'And was it pleasant at the Chadwicks'? You need not start; I don't pretend to any powers of divination,' she said, with a short laugh. 'Mr. Chadwick called in to see my husband at breakfast this morning, and told us you had been dining there.'

'O yes, it was very pleasant,' said Spiridion, on whose cheeks the flush seemed permanently fixed. 'Mr. Chadwick, you know, always gives such excellent dinners.'

'And has such pleasant guests. Had you any ladies present?'

'Only the ladies of the family.'

'Ladies of the family,' repeated Mrs. Hamblin. 'I did not know that there was any one except Mrs. Chadwick.'

'O yes, her sister, Miss Eleanor Irvine, was present,' said Spiridion, who began to see plainly that his recent determination had not been taken at all too soon, and to wonder whether he should have pluck enough to carry it out.

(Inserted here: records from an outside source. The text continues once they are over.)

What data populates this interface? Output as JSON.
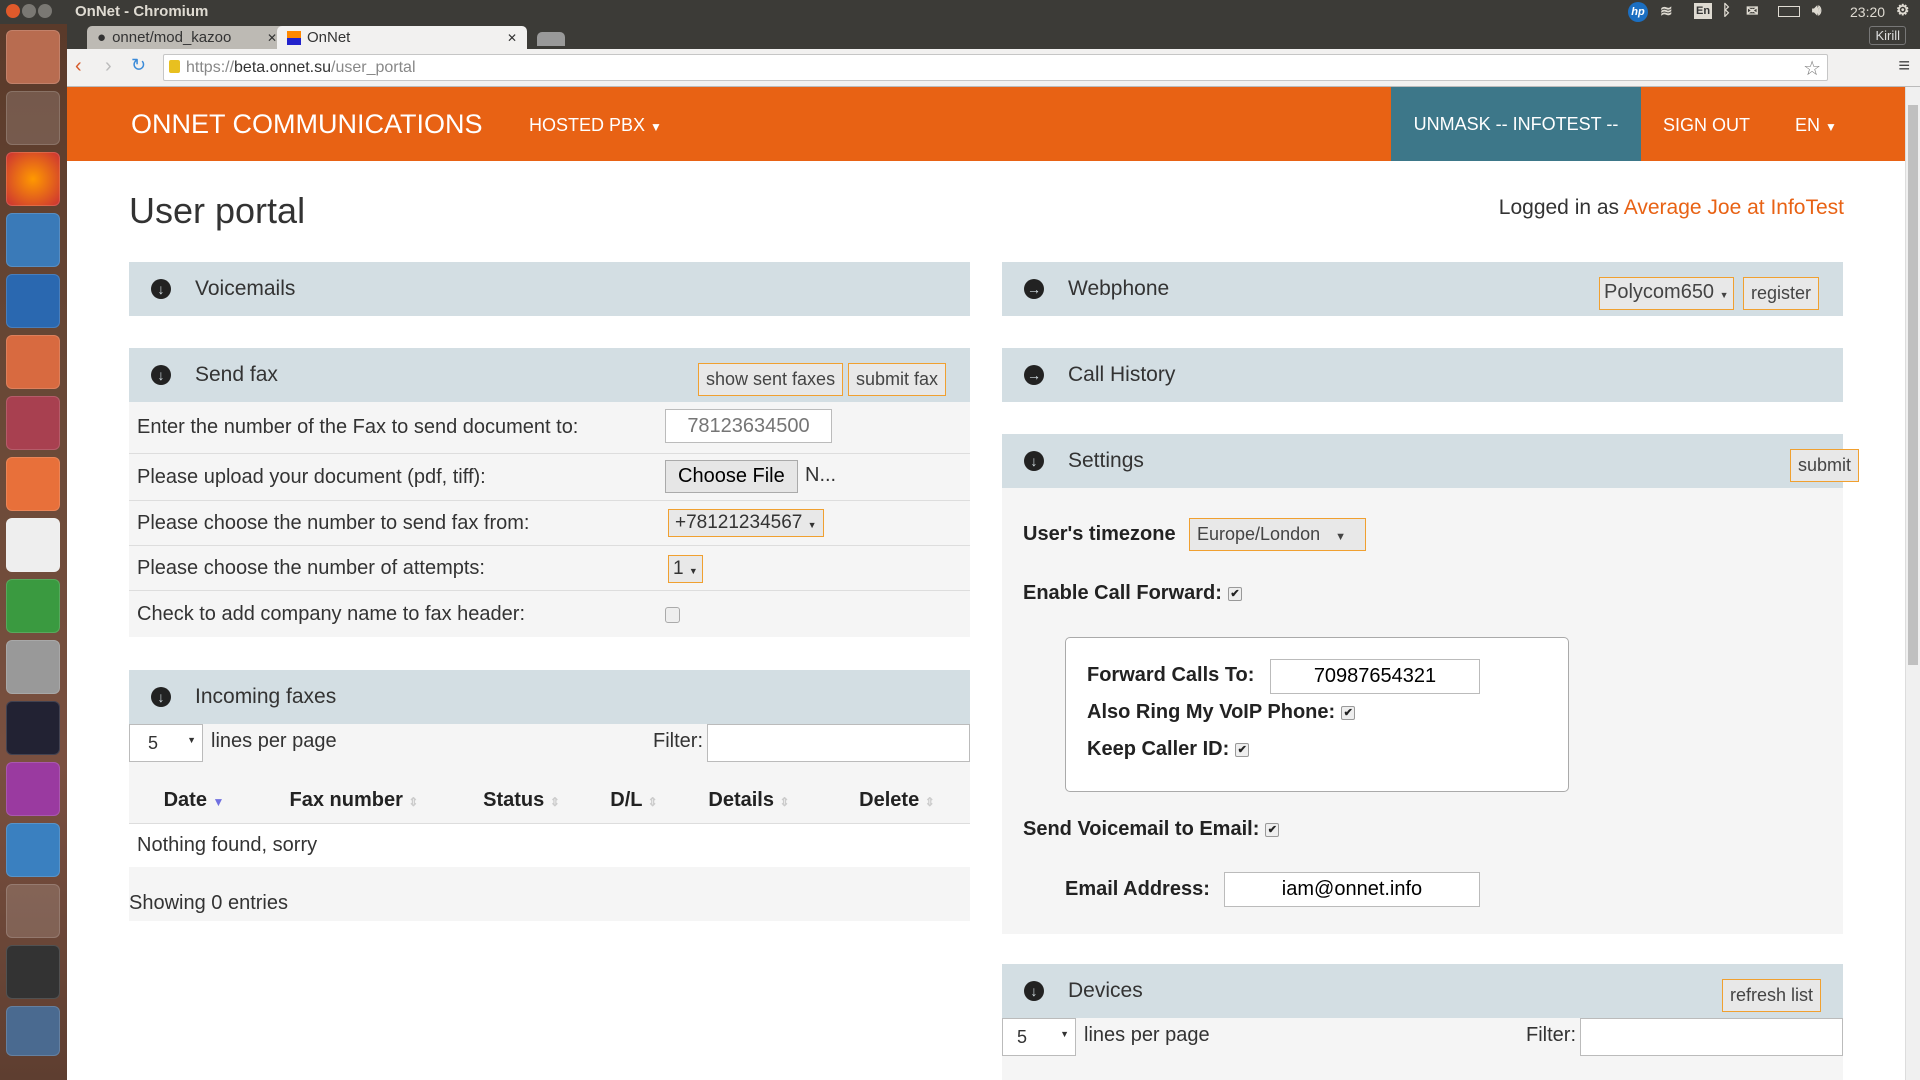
{
  "os": {
    "window_title": "OnNet - Chromium",
    "clock": "23:20",
    "user": "Kirill",
    "keyboard": "En"
  },
  "browser": {
    "tabs": [
      {
        "label": "onnet/mod_kazoo"
      },
      {
        "label": "OnNet"
      }
    ],
    "url_scheme": "https://",
    "url_host": "beta.onnet.su",
    "url_path": "/user_portal"
  },
  "nav": {
    "brand": "ONNET COMMUNICATIONS",
    "hosted_pbx": "HOSTED PBX",
    "unmask": "UNMASK -- INFOTEST --",
    "sign_out": "SIGN OUT",
    "lang": "EN",
    "accent": "#e86214",
    "unmask_color": "#3d7789"
  },
  "page": {
    "title": "User portal",
    "logged_in_prefix": "Logged in as ",
    "logged_in_user": "Average Joe at InfoTest"
  },
  "voicemails": {
    "title": "Voicemails"
  },
  "send_fax": {
    "title": "Send fax",
    "show_sent": "show sent faxes",
    "submit": "submit fax",
    "rows": [
      {
        "label": "Enter the number of the Fax to send document to:",
        "placeholder": "78123634500"
      },
      {
        "label": "Please upload your document (pdf, tiff):",
        "button": "Choose File",
        "file": "N..."
      },
      {
        "label": "Please choose the number to send fax from:",
        "value": "+78121234567"
      },
      {
        "label": "Please choose the number of attempts:",
        "value": "1"
      },
      {
        "label": "Check to add company name to fax header:",
        "checked": false
      }
    ]
  },
  "incoming": {
    "title": "Incoming faxes",
    "lines": "5",
    "lines_label": "lines per page",
    "filter": "Filter:",
    "columns": [
      "Date",
      "Fax number",
      "Status",
      "D/L",
      "Details",
      "Delete"
    ],
    "empty": "Nothing found, sorry",
    "showing": "Showing 0 entries"
  },
  "webphone": {
    "title": "Webphone",
    "device": "Polycom650",
    "register": "register"
  },
  "call_history": {
    "title": "Call History"
  },
  "settings": {
    "title": "Settings",
    "submit": "submit",
    "timezone_label": "User's timezone",
    "timezone": "Europe/London",
    "call_forward_label": "Enable Call Forward:",
    "call_forward": true,
    "forward_to_label": "Forward Calls To:",
    "forward_to": "70987654321",
    "ring_voip_label": "Also Ring My VoIP Phone:",
    "ring_voip": true,
    "keep_cid_label": "Keep Caller ID:",
    "keep_cid": true,
    "vm_email_label": "Send Voicemail to Email:",
    "vm_email": true,
    "email_label": "Email Address:",
    "email": "iam@onnet.info"
  },
  "devices": {
    "title": "Devices",
    "refresh": "refresh list",
    "lines": "5",
    "lines_label": "lines per page",
    "filter": "Filter:"
  }
}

'Mrs. Chadwick's sister,' said Mrs. Hamblin. 'O yes, I remember; rather a pretty person--pink and white, is she not? I cannot imagine where I have seen her, for she doesn't go out, I believe.'

'She is in mourning for her father, who is recently dead,' explained Spiridion.

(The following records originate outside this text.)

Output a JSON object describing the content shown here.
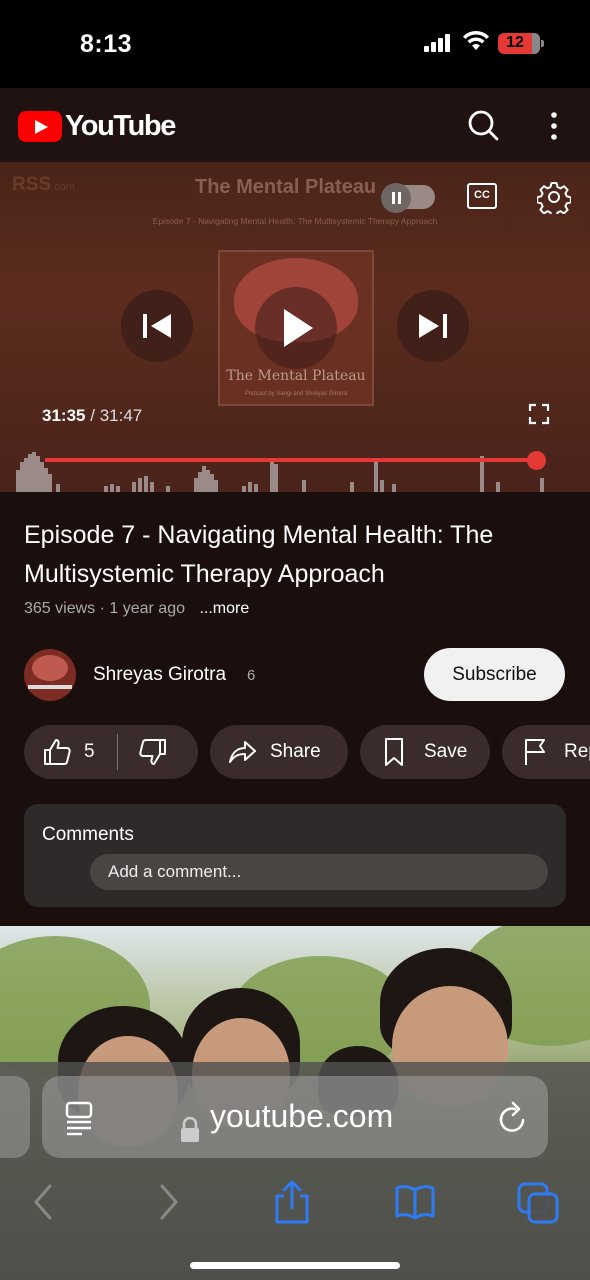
{
  "status_bar": {
    "time": "8:13",
    "battery": "12"
  },
  "header": {
    "brand": "YouTube",
    "search_icon": "search-icon",
    "more_icon": "more-vertical-icon"
  },
  "player": {
    "overlay_brand": "RSS",
    "overlay_brand_suffix": ".com",
    "overlay_title": "The Mental Plateau",
    "overlay_subtitle": "Episode 7 - Navigating Mental Health: The Multisystemic Therapy Approach",
    "art_title": "The Mental Plateau",
    "art_subtitle": "Podcast by Sangi and Shreyas Girotra",
    "current_time": "31:35",
    "separator": "/",
    "duration": "31:47",
    "cc_label": "CC",
    "progress_fraction": 0.994
  },
  "video": {
    "title": "Episode 7 - Navigating Mental Health: The Multisystemic Therapy Approach",
    "views": "365 views",
    "age": "· 1 year ago",
    "more": "...more"
  },
  "channel": {
    "name": "Shreyas Girotra",
    "subscriber_count": "6",
    "subscribe_label": "Subscribe"
  },
  "actions": {
    "likes": "5",
    "share": "Share",
    "save": "Save",
    "report": "Report"
  },
  "comments": {
    "label": "Comments",
    "placeholder": "Add a comment..."
  },
  "browser": {
    "url": "youtube.com"
  },
  "colors": {
    "accent": "#e53935",
    "yt_red": "#ff0000",
    "safari_blue": "#2f7bf5"
  }
}
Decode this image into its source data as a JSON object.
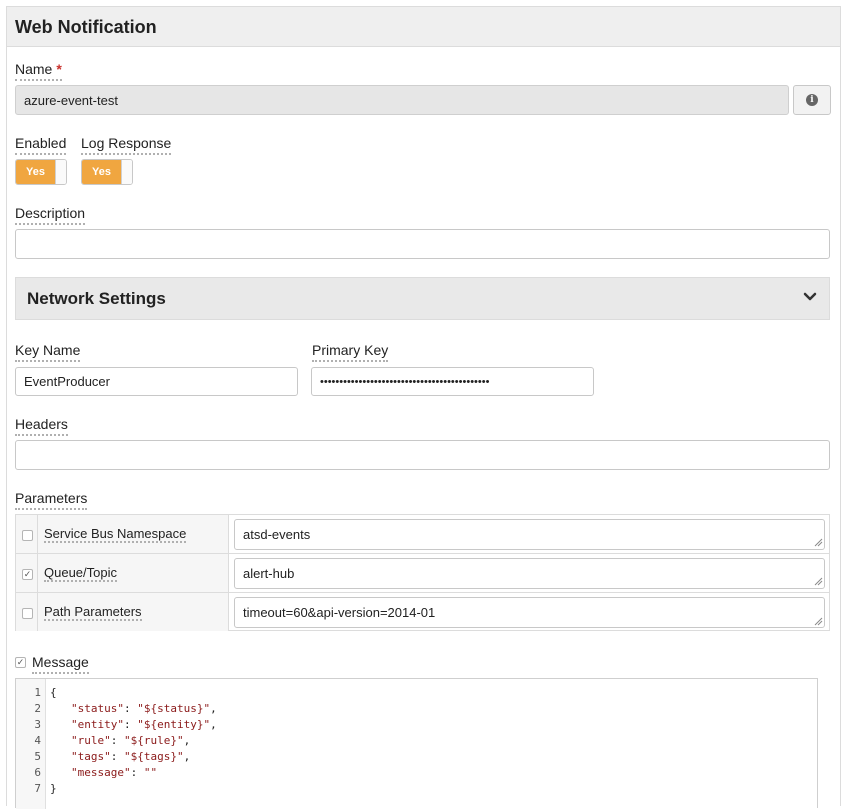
{
  "header": {
    "title": "Web Notification"
  },
  "name_field": {
    "label": "Name",
    "required_marker": "*",
    "value": "azure-event-test",
    "info_icon": "info-icon"
  },
  "enabled": {
    "label": "Enabled",
    "value": "Yes"
  },
  "log_response": {
    "label": "Log Response",
    "value": "Yes"
  },
  "description": {
    "label": "Description",
    "value": ""
  },
  "network_settings": {
    "title": "Network Settings",
    "chevron_icon": "chevron-down-icon"
  },
  "key_name": {
    "label": "Key Name",
    "value": "EventProducer"
  },
  "primary_key": {
    "label": "Primary Key",
    "value": "••••••••••••••••••••••••••••••••••••••••••••"
  },
  "headers": {
    "label": "Headers",
    "value": ""
  },
  "parameters": {
    "label": "Parameters",
    "rows": [
      {
        "name": "Service Bus Namespace",
        "value": "atsd-events",
        "checked": false
      },
      {
        "name": "Queue/Topic",
        "value": "alert-hub",
        "checked": true
      },
      {
        "name": "Path Parameters",
        "value": "timeout=60&api-version=2014-01",
        "checked": false
      }
    ]
  },
  "message": {
    "label": "Message",
    "checked": true,
    "lines": [
      {
        "no": "1",
        "key": "",
        "val": "",
        "text": "{"
      },
      {
        "no": "2",
        "key": "\"status\"",
        "val": "\"${status}\"",
        "sep": ": ",
        "tail": ","
      },
      {
        "no": "3",
        "key": "\"entity\"",
        "val": "\"${entity}\"",
        "sep": ": ",
        "tail": ","
      },
      {
        "no": "4",
        "key": "\"rule\"",
        "val": "\"${rule}\"",
        "sep": ": ",
        "tail": ","
      },
      {
        "no": "5",
        "key": "\"tags\"",
        "val": "\"${tags}\"",
        "sep": ": ",
        "tail": ","
      },
      {
        "no": "6",
        "key": "\"message\"",
        "val": "\"\"",
        "sep": ": ",
        "tail": ""
      },
      {
        "no": "7",
        "key": "",
        "val": "",
        "text": "}"
      }
    ]
  },
  "colors": {
    "accent": "#f0a640",
    "header_bg": "#efefef",
    "string": "#8b1a1a"
  }
}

'And yet if this young lady is Mrs. Chadwick's sister, Mrs. Chadwick's father must be recently dead too,' said Mrs. Hamblin, looking straight at him. 'If there is any man in the world who knows what real romance is, or, at least, can pretend to know sufficiently to deceive others, it is you. Do you think this girl pretty?'

Two months since Spiridion Pratt would have vowed that he never thought about the girl at all, or, if the point were pressed to him, that he considered her downright ugly; but he had made up his mind now, and perceived that the time to strike had come.